Most recently, the EC blocked a proposed merger of Telefonica’s O2 and Hutchison Whampoa’s Three in the United Kingdom. No further thinking about big mergers in the U.S. mobile market has been thought about since the blocked Sprint merger with T-Mobile US.
In 2011 an AT&T acquisition of T-Mobile US was blocked. In 2002 a merger of DirecTV and EchoStar has prevented.
The proposed Comcast acquisition of Time Warner Cable likewise was nixed in 2014.
Nor has big merger opposition been confined to telecommunications. Since 1997, Staples and Office Depot have tried to merge twice, and been rejected twice. In 2016, Pfizer Inc.’s takeover of Allergan and Halliburton Co.’s purchase of Baker Hughes also have been prevented.
To be sure, some deals--such as the AT&T purchase of DirecTV, or the Charter Communications buy of Time Warner Cable--have been approved. In the former case, assets acquired did not alter the market structure in either fixed line or mobile businesses, and shuffled, but did not measurably restrict competition in the video entertainment market.
In the latter case, the combination did not trigger foundation of a new firm with more than 30 percent access of U.S. homes, the traditional trigger for antitrust action in the consumer video or telecommunications business.
At least for the moment, the pattern of behavior suggests that one avenue of growth that has been crucial for big telecom providers over the last decade--growth by acquisition--is closed, at least within the ranks of leading providers in the U.S. and European Union markets.

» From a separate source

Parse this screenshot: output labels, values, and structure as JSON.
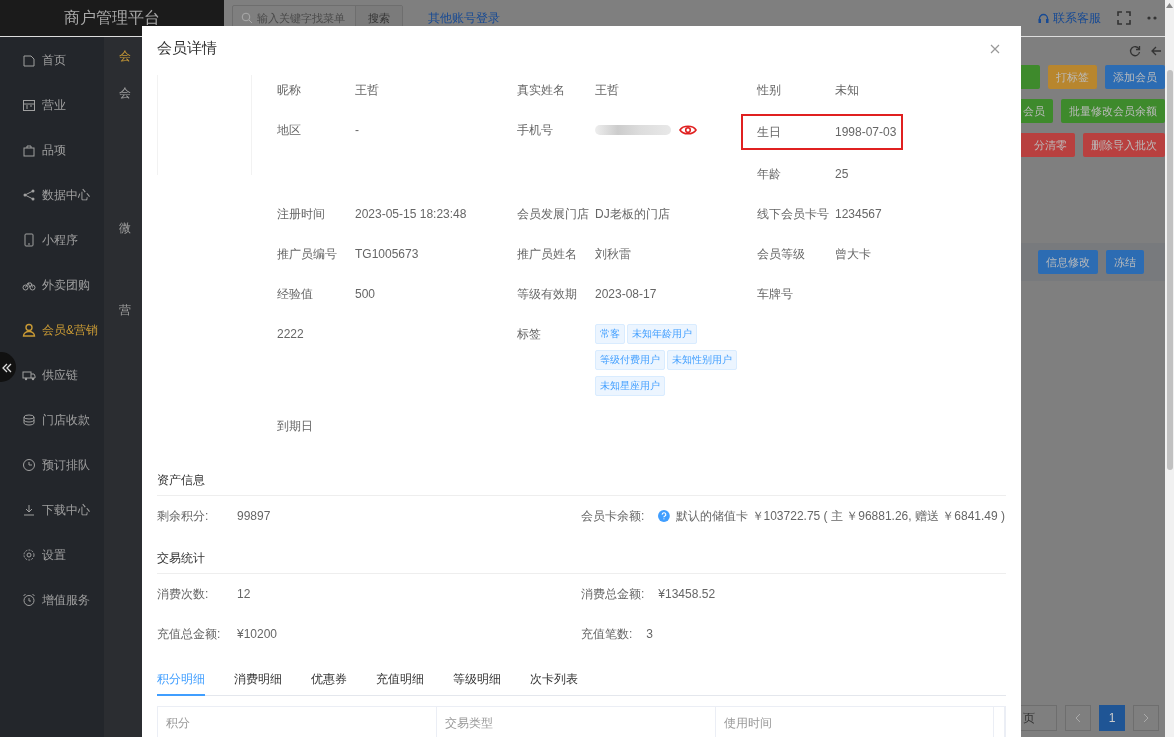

That is going to be a problem. Unable to grow by acquisition, and facing negative growth in their core markets, the leading service providers are going to suffer a possibly-prolonged period of stringent revenue growth in their domestic businesses.
Sure, one can argue, new emphasis will have to be placed on growth by acquisition outside the home markets. And the already-intense search for brand new markets (Internet of Things, connected cars and so forth) will continue.
But nobody expects those new sources to have the bulk to displace eroding legacy revenue sources.
Hutchison is likely to fail in its bid to acquire Wind in Italy, as well.
But those are “within the silo” deals. It appears regulators are approving “outside the silo” deals.
In other words, AT&T could acquire the satellite video business of DirecTV because it was out of domain. BT could acquire EE for similar reasons (fixed line operator acquiring a mobile firm).
That suggests, at least for the time being, that leading telecom providers will not seek to acquire “in-silo” assets, but complementary out-of-silo assets. That might mean more fixed-mobile or mobile-video entertainment deals, across silos.
Alternatively, more acquisitions by access providers of content or app entities, non-facilities-based segment specialists (enterprise IT, non-consumer-facing assets, over the top apps and services) or growth internationally will happen.
But that path tends not to add much gross revenue, compared to what might be possible when an in-silo acquisition happens.
So firms might be forced to consider international acquisitions to increase revenue bulk, but avoid regulator opposition to a reduction of competition.
Within domestic markets, we are likely to see more acquisitions outside the legacy core.